Modelling is a way to gain insights into complex interactions and trade-offs in order to plan research activities that will achieve the most impact.
Challenge
There are trade-offs between productivity, food and nutrition security and environmental goals. For example, focusing on increased productivity can result in more food crops, but reduced nutrition and a degraded environment. On the other hand, focusing just on the environment, can negatively impact productivity.
Trade-offs may be immediate and local, for example, applying synthetic fertilizers to fields can boost yields, but increase nitrogen levels in water bodies, leading to decreased oxygen and death of fish. However, sometimes the impact of decisions made in one place and time have seemingly disconnected effects far away in the future or another location. For instance, a focus on feeding the world by cultivating starchy like wheat, rice and potatoes is having a global effect on nutrition as nutrient-dense fruit and vegetables are replaced in fields, markets and plates.
Also the needs and challenges of the future will be quite different from those we face today – for example climate change combined with growing population, especially in urban areas and in developing countries and their changing food needs and preferences require new solutions based on careful planning and detailed analysis of all these possible future trends, their interactions and effects on food systems.
Solution
Our scientists carry out modelling exercises before the intervention takes place (foresight modelling and ex ante analysis) which means they can try out different options to find those that have the fewest trade-offs or that actually create synergies – win-win situations in which positive outcomes reinforce each other. They can then work out which are likely to be the most impactful places to work in, crops to work on, practices to explore, and data sources to use (prioritizing modelling).
Our approach
We use models developed by other organizations and combine them in novel ways for new insights. For example, the IMPACT model developed by the International Food Policy Research Institute (IFPRI – a CGIAR Research Centre), projects regional and country-level aggregate food production, consumption and prices under different scenarios (including climate change, socio-economic developments or technological progress), with detailed breakdowns on major crops.

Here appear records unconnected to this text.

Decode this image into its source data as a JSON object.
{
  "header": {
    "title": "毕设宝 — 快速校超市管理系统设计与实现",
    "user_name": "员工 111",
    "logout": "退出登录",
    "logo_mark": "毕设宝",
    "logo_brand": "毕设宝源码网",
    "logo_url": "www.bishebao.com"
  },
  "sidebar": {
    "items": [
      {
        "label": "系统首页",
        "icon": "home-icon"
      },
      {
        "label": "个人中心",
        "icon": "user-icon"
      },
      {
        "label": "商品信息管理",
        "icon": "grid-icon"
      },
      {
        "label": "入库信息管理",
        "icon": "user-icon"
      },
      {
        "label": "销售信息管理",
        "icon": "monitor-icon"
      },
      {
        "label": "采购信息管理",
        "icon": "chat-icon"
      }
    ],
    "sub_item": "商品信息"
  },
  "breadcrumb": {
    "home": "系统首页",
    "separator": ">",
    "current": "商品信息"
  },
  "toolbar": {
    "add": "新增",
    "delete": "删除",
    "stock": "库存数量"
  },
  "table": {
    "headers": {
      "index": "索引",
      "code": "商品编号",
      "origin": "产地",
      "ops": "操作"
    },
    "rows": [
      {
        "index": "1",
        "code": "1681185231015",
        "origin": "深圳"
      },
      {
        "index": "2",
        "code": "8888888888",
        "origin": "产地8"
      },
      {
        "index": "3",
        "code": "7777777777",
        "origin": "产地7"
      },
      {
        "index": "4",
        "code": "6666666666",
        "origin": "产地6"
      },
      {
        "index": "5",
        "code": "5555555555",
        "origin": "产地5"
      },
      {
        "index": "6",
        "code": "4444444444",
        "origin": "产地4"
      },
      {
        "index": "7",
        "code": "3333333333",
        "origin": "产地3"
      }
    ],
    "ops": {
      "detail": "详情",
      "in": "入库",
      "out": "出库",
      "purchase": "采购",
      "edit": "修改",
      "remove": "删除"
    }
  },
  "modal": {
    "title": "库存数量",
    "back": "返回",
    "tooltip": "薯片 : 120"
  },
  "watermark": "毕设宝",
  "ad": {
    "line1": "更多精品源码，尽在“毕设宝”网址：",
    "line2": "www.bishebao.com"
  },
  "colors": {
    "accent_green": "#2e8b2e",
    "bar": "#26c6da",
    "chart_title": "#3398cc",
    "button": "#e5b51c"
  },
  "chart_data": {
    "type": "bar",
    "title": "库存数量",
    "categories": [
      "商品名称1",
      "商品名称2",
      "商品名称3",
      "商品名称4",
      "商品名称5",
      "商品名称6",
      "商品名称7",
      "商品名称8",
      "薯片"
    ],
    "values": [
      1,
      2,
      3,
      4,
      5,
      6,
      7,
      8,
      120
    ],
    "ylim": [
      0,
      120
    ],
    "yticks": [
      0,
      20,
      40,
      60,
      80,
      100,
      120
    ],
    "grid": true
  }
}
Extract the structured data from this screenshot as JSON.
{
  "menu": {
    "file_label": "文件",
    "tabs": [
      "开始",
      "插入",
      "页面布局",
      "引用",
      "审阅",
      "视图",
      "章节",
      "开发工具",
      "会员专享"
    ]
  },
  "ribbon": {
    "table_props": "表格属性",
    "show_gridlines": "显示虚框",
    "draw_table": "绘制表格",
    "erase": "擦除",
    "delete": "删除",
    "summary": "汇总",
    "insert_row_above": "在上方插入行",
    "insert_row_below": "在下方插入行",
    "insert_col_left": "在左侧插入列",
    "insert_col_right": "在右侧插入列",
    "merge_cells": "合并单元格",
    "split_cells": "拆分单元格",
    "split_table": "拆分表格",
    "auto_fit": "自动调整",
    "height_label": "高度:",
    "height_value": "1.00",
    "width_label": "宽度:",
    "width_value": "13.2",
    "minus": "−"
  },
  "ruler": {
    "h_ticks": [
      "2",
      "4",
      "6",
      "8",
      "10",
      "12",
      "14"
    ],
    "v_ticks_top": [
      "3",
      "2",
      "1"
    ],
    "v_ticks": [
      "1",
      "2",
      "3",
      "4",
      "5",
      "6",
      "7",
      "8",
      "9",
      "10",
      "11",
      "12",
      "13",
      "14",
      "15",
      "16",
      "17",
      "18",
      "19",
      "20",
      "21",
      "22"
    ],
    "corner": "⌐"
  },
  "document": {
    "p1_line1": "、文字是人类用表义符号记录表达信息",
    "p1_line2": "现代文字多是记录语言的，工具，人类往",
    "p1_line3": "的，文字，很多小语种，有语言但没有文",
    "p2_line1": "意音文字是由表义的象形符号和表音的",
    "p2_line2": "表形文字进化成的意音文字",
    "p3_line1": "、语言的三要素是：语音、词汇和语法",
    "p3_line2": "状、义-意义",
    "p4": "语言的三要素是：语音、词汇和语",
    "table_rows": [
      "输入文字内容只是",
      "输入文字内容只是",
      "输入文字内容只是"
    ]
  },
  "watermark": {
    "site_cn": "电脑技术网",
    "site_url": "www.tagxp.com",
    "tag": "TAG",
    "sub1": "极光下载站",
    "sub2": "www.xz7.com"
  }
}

FarmDesign, developed by Wageningen University and used by several CGIAR Research Programs (e.g. Agriculture for Nutrition and Health), shows consequences of decisions at the field and farm level, like which like which crops to plant and whether to include animals on the farm. It explores relations among different productive, socio-economic, nutritional and environmental farm objectives. FarmDESIGN combines a bio-economic farm model with a multi-objective optimization algorithm based on yields and market prices of agricultural commodities among other things.
If you combine these two models, you can analyze how possibly future global trends might affect a farm, through markets, trade and yield developments, and what strategies a farm household can adopt to achieve certain goals and the tradeoffs resulting from using these strategies.